Here is some summary text: During the cooling season months of April – October, mean daily high temperatures ranged from 13.3 °C to 43.9 °C. Cooling season mean hourly outdoor temperatures at all three locations were higher during the intervention period than the baseline period, with a mean increase of 0.8 °C. Mean hourly relative humidity and absolute humidity decreased slightly at Sites 1, 3, and 4 during the intervention compared to the baseline period , but increased at Site 2, as shown in the table above. Overall, mean measured outdoor temperature and relative humidity levels at each location during the intervention period were within 6% of values measured during the baseline period.

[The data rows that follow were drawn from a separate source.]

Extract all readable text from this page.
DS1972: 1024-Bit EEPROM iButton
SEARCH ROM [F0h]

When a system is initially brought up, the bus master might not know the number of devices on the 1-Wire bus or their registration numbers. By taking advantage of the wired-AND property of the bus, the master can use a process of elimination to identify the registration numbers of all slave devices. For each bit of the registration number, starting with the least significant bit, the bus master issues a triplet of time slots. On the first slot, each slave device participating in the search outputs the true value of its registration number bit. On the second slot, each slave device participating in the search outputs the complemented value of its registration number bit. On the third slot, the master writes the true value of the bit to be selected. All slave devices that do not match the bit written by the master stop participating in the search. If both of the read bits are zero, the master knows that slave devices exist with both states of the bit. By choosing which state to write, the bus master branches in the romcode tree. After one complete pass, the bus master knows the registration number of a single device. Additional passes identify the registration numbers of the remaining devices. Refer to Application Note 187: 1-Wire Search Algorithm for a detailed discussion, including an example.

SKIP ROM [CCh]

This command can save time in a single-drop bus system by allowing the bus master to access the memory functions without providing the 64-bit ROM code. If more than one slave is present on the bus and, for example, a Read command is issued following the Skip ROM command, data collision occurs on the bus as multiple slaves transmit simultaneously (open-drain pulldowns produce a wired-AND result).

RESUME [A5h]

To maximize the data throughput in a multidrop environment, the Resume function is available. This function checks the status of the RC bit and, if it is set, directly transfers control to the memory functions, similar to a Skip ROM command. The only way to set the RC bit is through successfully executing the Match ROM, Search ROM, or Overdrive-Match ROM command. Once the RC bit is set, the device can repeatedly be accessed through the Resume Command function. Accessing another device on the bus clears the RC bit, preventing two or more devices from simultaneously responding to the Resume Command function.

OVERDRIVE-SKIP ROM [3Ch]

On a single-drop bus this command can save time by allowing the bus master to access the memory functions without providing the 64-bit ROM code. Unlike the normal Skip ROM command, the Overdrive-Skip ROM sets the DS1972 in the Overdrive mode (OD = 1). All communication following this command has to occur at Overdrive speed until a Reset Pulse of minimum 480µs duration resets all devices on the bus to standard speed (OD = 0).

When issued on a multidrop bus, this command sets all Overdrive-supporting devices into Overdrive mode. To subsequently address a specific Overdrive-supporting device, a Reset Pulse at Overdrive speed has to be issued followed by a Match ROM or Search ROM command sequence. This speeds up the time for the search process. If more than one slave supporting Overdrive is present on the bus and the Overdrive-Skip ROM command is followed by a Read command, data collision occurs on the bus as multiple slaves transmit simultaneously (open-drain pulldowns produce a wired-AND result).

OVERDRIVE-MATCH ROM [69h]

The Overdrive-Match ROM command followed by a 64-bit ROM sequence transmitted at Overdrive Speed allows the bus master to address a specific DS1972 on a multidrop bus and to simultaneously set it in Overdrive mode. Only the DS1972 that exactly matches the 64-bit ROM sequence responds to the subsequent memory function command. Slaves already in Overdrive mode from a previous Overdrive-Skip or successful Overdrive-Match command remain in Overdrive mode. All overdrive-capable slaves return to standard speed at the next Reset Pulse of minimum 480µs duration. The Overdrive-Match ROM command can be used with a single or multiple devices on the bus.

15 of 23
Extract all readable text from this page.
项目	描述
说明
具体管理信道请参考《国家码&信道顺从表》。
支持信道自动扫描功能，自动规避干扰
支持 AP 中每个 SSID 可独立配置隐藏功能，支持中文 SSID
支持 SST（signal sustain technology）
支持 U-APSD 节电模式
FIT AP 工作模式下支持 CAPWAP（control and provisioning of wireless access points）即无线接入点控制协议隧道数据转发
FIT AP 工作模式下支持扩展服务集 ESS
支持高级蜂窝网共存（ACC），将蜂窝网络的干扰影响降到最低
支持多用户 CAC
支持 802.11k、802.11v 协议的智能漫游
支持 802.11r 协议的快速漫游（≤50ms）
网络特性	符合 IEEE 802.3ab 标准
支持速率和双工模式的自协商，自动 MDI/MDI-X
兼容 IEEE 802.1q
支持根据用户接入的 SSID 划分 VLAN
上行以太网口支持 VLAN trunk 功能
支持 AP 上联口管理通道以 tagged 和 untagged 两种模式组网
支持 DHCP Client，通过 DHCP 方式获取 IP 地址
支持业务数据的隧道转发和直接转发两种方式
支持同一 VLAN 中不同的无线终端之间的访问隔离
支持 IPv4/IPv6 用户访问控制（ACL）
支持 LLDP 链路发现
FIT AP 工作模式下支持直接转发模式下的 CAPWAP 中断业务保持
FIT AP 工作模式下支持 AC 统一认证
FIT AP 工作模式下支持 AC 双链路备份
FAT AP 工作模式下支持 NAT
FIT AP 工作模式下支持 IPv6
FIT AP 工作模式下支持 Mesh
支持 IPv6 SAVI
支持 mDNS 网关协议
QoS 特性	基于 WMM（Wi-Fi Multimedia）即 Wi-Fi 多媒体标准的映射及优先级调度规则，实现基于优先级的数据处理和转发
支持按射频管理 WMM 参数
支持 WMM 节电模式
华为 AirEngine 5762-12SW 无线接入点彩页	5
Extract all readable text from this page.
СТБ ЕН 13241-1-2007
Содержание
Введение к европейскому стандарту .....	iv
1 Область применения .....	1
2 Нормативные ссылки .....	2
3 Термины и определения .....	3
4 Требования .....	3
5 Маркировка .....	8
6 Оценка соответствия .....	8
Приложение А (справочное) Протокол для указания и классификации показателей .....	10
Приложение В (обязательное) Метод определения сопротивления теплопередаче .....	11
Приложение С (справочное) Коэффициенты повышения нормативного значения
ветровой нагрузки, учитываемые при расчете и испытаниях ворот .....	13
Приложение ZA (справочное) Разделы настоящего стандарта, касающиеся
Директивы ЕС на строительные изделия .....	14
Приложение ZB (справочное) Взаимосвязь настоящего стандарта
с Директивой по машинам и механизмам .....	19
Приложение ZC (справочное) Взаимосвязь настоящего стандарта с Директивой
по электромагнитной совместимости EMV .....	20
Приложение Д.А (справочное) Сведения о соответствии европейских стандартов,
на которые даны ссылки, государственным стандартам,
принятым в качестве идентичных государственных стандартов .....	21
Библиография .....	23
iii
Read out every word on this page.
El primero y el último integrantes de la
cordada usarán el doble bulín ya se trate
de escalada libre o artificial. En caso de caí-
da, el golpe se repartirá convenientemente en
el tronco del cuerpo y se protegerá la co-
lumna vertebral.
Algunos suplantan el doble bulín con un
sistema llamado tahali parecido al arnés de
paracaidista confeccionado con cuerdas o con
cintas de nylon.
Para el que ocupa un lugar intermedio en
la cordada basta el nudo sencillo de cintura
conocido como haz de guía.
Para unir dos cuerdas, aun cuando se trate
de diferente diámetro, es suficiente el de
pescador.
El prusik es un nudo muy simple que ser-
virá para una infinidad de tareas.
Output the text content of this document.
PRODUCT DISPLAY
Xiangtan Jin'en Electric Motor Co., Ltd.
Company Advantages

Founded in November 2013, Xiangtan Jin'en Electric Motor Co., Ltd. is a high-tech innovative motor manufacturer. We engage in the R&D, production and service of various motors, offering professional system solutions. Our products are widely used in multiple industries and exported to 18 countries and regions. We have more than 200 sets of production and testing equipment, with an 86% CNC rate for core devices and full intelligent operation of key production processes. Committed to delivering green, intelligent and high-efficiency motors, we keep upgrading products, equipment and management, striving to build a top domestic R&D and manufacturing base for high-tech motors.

Here is what the code to produce this text looks like with values encoded as variables:

During the cooling season months of AprilOctober, mean daily high temperatures ranged from `r  round(mean_daily_high_temps_c_min,1)` °C to `r round(mean_daily_high_temps_c_max,1)` °C. Cooling season mean hourly outdoor temperatures at all three locations were higher during the intervention period than the baseline period, with a mean increase of `r mean_difference_hourly_oat_c` °C. Mean hourly relative humidity and absolute humidity decreased slightly at Sites 1, 3, and 4 during the intervention compared to the baseline period , but increased at Site 2, as shown in the table above. Overall, mean measured outdoor temperature and relative humidity levels at each location during the intervention period were within 6% of values measured during the baseline period.